To validate the screening results, we generated multiple PIK3R1 knockout (KO) clones in 2 different NOTCH1-driven T-ALL cell lines (DND-41 and RPMI-8402) using the top 2 enriched sgRNAs from the screen and stable knockdown (KD) clones in the NOTCH3-driven cell line TALL-1 (supplemental Figure 2A-C), because TALL-1 cells were refractory to single-cell CRISPR targeting. Loss of PIK3R1 in several T-ALL cell lines led to no or only a mild growth advantage compared with nontargeting (NT) control sgRNA clones or scrambled (scr) short hairpin RNA controls. In contrast, cell growth of all GSI- or CB-103–treated PIK3R1 KO or KD clones was significantly enhanced compared with that of NT or scr controls (Figure 2A; supplemental Figure 2D). We observed a significant decrease in the percentage of cells in S phase in NT or scr T-ALL clones when treated with GSI, confirming that GSI induces cell cycle arrest in T-ALL cells.⁷ However, this effect was alleviated in all PIK3R1 KO and KD cell lines under the same treatment conditions (Figure 2B; supplemental Figure 2E). Interestingly, we also observed a cell cycle arrest in RPMI-8402 and TALL-1 control lines treated with CB-103, and the effect was significantly decreased when PIK3R1 was lost (Figure 2C; supplemental Figure 2F). Previously, we showed that CB-103 induces apoptosis in T-ALL cells.⁹ Consistently, CB-103 treatment for 3 days induced substantial apoptosis in all 3 control cell lines.

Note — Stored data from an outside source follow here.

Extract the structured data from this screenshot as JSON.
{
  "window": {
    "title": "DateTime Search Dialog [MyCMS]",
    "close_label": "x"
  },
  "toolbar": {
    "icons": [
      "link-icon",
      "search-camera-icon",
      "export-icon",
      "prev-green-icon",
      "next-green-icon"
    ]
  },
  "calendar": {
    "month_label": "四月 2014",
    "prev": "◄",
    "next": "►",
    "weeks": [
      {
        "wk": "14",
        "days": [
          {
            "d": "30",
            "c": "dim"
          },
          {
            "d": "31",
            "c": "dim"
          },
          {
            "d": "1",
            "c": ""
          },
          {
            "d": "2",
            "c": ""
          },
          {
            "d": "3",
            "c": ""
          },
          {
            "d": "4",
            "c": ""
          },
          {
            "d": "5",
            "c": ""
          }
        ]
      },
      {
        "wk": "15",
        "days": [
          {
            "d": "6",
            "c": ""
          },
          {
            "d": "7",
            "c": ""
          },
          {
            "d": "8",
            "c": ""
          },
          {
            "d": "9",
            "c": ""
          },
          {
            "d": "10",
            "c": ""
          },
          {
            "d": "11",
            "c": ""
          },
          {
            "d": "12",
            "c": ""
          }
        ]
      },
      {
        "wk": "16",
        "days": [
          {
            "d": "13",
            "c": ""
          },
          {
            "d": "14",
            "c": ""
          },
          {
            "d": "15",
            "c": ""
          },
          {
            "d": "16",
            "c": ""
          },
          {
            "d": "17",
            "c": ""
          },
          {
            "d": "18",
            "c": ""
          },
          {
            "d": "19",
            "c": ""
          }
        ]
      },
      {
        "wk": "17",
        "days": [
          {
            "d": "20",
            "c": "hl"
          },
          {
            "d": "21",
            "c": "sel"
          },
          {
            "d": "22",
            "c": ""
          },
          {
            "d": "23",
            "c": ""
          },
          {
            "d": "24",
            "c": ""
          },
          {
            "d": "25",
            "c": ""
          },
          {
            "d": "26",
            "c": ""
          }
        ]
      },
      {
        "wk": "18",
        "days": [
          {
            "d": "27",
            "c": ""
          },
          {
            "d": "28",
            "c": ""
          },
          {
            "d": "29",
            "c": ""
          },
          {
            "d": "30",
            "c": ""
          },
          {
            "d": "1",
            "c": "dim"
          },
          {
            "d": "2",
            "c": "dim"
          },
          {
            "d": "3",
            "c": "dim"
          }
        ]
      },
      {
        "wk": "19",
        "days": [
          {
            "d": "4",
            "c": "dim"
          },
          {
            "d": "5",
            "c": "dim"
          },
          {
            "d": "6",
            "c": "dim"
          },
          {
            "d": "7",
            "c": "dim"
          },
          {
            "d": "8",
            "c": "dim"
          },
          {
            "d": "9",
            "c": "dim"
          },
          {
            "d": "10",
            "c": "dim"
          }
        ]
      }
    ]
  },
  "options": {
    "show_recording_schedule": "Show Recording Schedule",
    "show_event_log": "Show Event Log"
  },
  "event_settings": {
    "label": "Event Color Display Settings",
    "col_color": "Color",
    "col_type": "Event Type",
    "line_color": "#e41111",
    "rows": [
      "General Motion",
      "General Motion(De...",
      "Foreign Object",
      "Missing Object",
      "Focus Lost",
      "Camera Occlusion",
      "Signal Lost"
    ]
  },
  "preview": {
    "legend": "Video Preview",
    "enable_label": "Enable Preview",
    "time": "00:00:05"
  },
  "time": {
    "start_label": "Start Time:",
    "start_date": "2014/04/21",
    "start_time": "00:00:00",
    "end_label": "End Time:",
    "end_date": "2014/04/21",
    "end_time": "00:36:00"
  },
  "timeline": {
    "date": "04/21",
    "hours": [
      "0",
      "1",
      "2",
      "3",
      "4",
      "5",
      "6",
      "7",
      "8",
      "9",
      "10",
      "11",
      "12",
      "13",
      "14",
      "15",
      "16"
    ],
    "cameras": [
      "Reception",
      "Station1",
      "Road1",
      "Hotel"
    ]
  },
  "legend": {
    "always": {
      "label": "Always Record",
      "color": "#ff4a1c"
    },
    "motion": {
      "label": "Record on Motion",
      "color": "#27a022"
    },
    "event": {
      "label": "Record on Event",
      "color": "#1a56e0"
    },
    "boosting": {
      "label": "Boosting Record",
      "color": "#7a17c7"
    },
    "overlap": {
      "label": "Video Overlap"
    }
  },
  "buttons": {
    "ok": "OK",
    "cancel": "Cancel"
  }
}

However, the loss of PIK3R1 ablated this effect (Figure 2D; supplemental Figure 2G). Altogether, these results suggest that the loss of PIK3R1 confers resistance of T-ALL cells to Notch inhibition, protecting them from drug-induced apoptosis and cell cycle arrest.

To gain insight into how the loss of PIK3R1 confers resistance to pharmacological Notch inhibition in T-ALL cells, we performed gene expression analysis (supplemental Figure 3A). We chose to compare RPMI-8402 and corresponding PIK3R1 KO cell lines because they exhibit the largest difference in sensitivity profiles to Notch inhibitors. Treatment of RPMI-8402 cells for 24 hours with CB-103 resulted in significant downregulation of genes associated with hallmark pathways, including NOTCH signaling, MYC targeting, and E2F targeting (supplemental Figure 3B; supplemental Table 2), as previously reported,⁹ whereas GSI treatment resulted in significant downregulation of MYC targets and MTOR signaling (supplemental Figure 3B; supplemental Table 2). We did not observe significant enrichment of hallmark pathways when analyzing the gene expression differences between RPMI-8402 PIK3R1 KO and NT cells, albeit a moderate trend of increased expression of PI3K-AKT and KRAS hallmark pathway genes was observed (supplemental Figure 3C; supplemental Table 2). This might explain why only a mild growth advantage was observed under normal culture conditions after the loss of PIK3R1 in RPMI-8402 cells (Figure 2A). Interestingly, gene set enrichment analysis of CB-103–treated KO vs NT cells revealed enrichment of multiple hallmarks, including E2F and MYC targeting, PI3K-AKT-MTOR signaling, G2M checkpoint, and apoptosis pathways (Figure 3A; supplemental Table 2). Increased expression of MYC target genes was also observed in GSI-treated KO vs that in NT cells (supplemental Figure 3D; supplemental Table 2). Specifically, upregulation of key E2F family transcriptional activators, including E2F1, E2F2, and E2F3 and cell cycle regulators CCND2 and CCND3, and downregulation of the transcriptional repressor E2F5 were observed. In addition, we detected significant upregulation of antiapoptotic genes, such as BCL2 and BCL-xL (Figure 3B-C; supplemental Table 2). In contrast, typical Notch target genes including MYC, HES1, or DTX1 were similarly downregulated in CB-103– and GSI-treated PIK3R1 KO and NT cells (supplemental Figure 3E). These results are consistent with the increased proliferation and survival observed in drug-treated PIK3R1 KO vs NT cells (Figure 2B-D) and provide some mechanistic insight for Notch inhibitor resistance.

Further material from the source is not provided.